Stingers occur when the shoulder and head go in opposite directions, the head is moved quickly to one side, or the area above the collarbone is hit. The injury occurs in one of two ways: A nerve off the spinal cord in the neck is compressed as the head is forced backward and toward that side, or the nerves in the neck and shoulder are over-stretched as the head is forced sideways, away from the shoulder.
You may feel a sudden burning or stinging pain in your arm or between your neck and shoulder. Your shoulder or arm may be tingly, weak or numb. It also may feel like electrical sensations are radiating down one of your arms. Symptoms rarely last more than a few seconds or minutes.
If you have any of these symptoms, see your doctor right away, the NASS says. Untreated stingers can get better, but nerve damage and muscle weakness can linger. Another injury is more likely, too. Multiple stingers cause permanent nerve damage and weakness.
Stingers don't affect both arms at the same time, although each arm can be affected with different injuries. If you have pain in both arms at the same time after a neck injury, you may have a spinal cord injury. This requires a much different treatment plan.
The pain and muscle weakness caused by stingers typically are treated with ice, then with anti-inflammatory medication and heat. You also need to rest until symptoms go away. If the pain lasts more than a few weeks, your doctor may order further tests to assess nerve damage. You may need a cervical collar to prevent more nerve irritation, traction to relieve pressure on nerves or injections of cortisone to reduce inflammation.
Surgery is only considered if the injured nerve is severely compressed by a herniated disc or bone spur and there is severe lasting pain or worsening weakness.

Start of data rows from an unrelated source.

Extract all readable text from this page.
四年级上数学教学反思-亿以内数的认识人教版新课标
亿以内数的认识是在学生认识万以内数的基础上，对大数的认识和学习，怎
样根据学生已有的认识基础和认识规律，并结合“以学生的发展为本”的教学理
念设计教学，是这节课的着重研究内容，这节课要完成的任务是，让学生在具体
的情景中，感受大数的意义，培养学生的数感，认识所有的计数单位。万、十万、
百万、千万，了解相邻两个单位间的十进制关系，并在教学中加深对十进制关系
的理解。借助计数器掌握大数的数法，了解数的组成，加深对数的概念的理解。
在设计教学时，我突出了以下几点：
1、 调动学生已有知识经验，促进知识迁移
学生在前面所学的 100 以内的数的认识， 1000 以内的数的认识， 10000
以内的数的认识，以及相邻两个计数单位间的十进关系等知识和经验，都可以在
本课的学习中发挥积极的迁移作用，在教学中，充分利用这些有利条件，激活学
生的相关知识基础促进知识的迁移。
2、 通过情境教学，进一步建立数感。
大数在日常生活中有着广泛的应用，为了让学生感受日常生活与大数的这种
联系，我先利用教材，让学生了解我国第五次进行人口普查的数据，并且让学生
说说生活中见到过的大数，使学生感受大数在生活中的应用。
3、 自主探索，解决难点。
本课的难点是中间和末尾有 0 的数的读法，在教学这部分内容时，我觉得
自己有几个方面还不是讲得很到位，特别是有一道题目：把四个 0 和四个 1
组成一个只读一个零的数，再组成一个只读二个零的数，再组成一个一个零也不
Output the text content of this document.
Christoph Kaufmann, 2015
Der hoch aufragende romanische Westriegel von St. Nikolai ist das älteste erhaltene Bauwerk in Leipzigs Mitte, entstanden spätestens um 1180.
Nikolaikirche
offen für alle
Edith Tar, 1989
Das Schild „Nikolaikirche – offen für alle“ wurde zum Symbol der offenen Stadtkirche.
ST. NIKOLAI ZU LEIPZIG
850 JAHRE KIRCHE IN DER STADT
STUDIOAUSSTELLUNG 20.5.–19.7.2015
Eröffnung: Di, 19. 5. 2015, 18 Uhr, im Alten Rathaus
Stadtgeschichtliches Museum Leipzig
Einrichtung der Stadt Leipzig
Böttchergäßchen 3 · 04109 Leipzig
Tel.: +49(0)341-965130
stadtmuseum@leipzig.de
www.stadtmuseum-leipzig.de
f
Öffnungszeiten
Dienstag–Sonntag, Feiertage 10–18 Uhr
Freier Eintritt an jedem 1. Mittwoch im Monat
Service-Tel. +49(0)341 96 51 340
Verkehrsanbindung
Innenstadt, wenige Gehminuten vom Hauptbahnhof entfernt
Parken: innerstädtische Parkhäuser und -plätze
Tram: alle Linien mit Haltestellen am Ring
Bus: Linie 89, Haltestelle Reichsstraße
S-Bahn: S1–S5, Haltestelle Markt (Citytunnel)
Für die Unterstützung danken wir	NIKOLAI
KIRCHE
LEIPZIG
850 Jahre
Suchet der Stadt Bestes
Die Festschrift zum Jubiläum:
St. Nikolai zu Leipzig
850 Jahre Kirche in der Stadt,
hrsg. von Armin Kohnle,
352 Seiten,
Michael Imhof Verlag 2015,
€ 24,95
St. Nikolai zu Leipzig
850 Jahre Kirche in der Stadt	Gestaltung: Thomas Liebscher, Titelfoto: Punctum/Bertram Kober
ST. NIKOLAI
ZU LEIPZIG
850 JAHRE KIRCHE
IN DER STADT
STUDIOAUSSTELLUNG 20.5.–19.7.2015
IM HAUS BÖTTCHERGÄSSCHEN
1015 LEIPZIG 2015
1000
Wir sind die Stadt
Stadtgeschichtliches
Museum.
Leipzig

You shouldn't play again until the pain is gone, you have full range of motion in your neck, testing does not show nerve damage or nerve compression, and you have been reconditioned for play. Your playing technique and equipment should be reviewed to see if improvements can protect you from further injury. If you've had a stinger, don't get "burned" again. Strengthening your neck muscles or correcting chronic problems with your posture is the best way to help prevent future injury.